Accueil Analyses économiques

Taxer les superprofits pétroliers : une fausse bonne idée face à la hausse des prix liée à la guerre en Iran ?

La guerre en Iran et les perturbations dans le détroit d’Ormuz ont ravivé, en France comme en Europe, le débat sur la taxation des « superprofits » des énergéticiens. Selon l’Agence internationale de l’énergie (AIE), les flux de pétrole et produits pétroliers transitant par Ormuz sont passés de plus de 20 millions de barils par jour avant la crise à environ 3,8 millions de barils par jour début avril 2026, entraînant le plus important choc d’offre de l’histoire récente du marché pétrolier. Début mai, malgré une détente liée aux espoirs de désescalade, le Brent restait encore au-dessus des 100 $ par baril, soit environ 40 $ au-dessus de son niveau pré-conflit.

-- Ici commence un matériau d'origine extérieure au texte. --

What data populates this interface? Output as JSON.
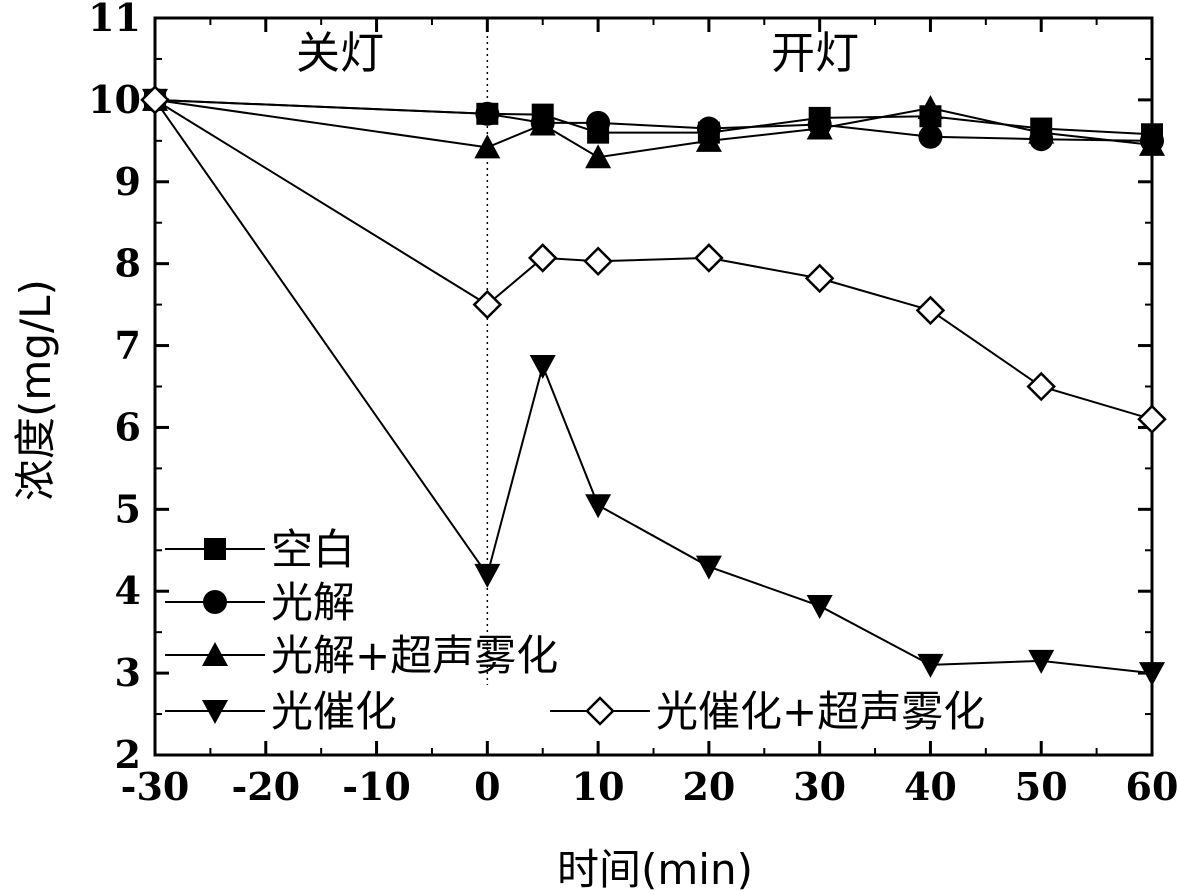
{
  "chart_data": {
    "type": "line",
    "title": "",
    "xlabel": "时间(min)",
    "ylabel": "浓度(mg/L)",
    "xlim": [
      -30,
      60
    ],
    "ylim": [
      2,
      11
    ],
    "xticks": [
      -30,
      -20,
      -10,
      0,
      10,
      20,
      30,
      40,
      50,
      60
    ],
    "yticks": [
      2,
      3,
      4,
      5,
      6,
      7,
      8,
      9,
      10,
      11
    ],
    "x": [
      -30,
      0,
      5,
      10,
      20,
      30,
      40,
      50,
      60
    ],
    "grid": false,
    "legend_position": "bottom-left",
    "series": [
      {
        "name": "空白",
        "marker": "square",
        "values": [
          10.0,
          9.83,
          9.82,
          9.6,
          9.6,
          9.78,
          9.8,
          9.65,
          9.58
        ]
      },
      {
        "name": "光解",
        "marker": "circle",
        "values": [
          10.0,
          9.83,
          9.72,
          9.72,
          9.65,
          9.7,
          9.55,
          9.52,
          9.5
        ]
      },
      {
        "name": "光解+超声雾化",
        "marker": "triangle-up",
        "values": [
          10.0,
          9.42,
          9.7,
          9.3,
          9.5,
          9.65,
          9.9,
          9.6,
          9.45
        ]
      },
      {
        "name": "光催化",
        "marker": "triangle-down",
        "values": [
          10.0,
          4.2,
          6.75,
          5.05,
          4.3,
          3.82,
          3.1,
          3.15,
          3.0
        ]
      },
      {
        "name": "光催化+超声雾化",
        "marker": "diamond-open",
        "values": [
          10.0,
          7.5,
          8.07,
          8.03,
          8.07,
          7.82,
          7.43,
          6.5,
          6.1
        ]
      }
    ],
    "annotations": [
      {
        "text": "关灯",
        "x": -15,
        "y": 10.5
      },
      {
        "text": "开灯",
        "x": 30,
        "y": 10.5
      }
    ],
    "divider_x": 0
  },
  "colors": {
    "line": "#000000",
    "background": "#ffffff"
  }
}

Dans ce contexte, l’idée de taxer les profits exceptionnels des groupes pétroliers paraît, à première vue, séduisante : les prix augmentent, les consommateurs supportent une perte de pouvoir d’achat, tandis que certains groupes intégrés bénéficient mécaniquement de prix de marché plus élevés. L’expérience de 2022 invite toutefois à une grande prudence, alors que la contribution temporaire a généré un rendement de seulement quelques dizaines de millions d’euros, 20 fois moins que l’estimation initiale.

La taxation nationale des superprofits pétroliers se heurte à une double limite : économique, parce que la rente se forme principalement en amont, au stade de l’extraction, très peu présente en France ; fiscale, parce que les règles internationales ne permettent pas d’imposer en France les bénéfices mondiaux des groupes intégrés. Elle invite dès lors à privilégier, avec les acteurs privés, des instruments plus directement orientés vers la réduction de la perte sèche pour l’économie – sécurisation de l’approvisionnement, modération ciblée des prix, soutien aux agents les plus exposés –, sans reproduire le coût budgétaire des dispositifs généralisés de 2022-2023.

Les profits pétroliers se forment au niveau de l’extraction

La difficulté tient d’abord à la chaîne de valeur du pétrole. Entre le baril extrait et le litre de carburant vendu en station-service, plusieurs activités économiques se succèdent : exploration-production, transport maritime, trading, raffinage, stockage, distribution de gros, puis distribution au détail.

Figure 1 : Chaîne de valeur du pétrole dans un groupe intégré

Source : Deloitte Société d’Avocats

Dans un choc de prix du brut, l’essentiel de la rente se forme en amont, au niveau de l’extraction. Lorsque le prix mondial du baril augmente, les producteurs disposant déjà de réserves ou de capacités de production à faible coût captent une rente quasi mécanique : leur coût marginal n’augmente pas dans les mêmes proportions que le prix de marché. À l’inverse, la vente à la pompe constitue une activité de distribution à marges unitaires plus limitées, soumise à une concurrence locale et à une forte sensibilité politique.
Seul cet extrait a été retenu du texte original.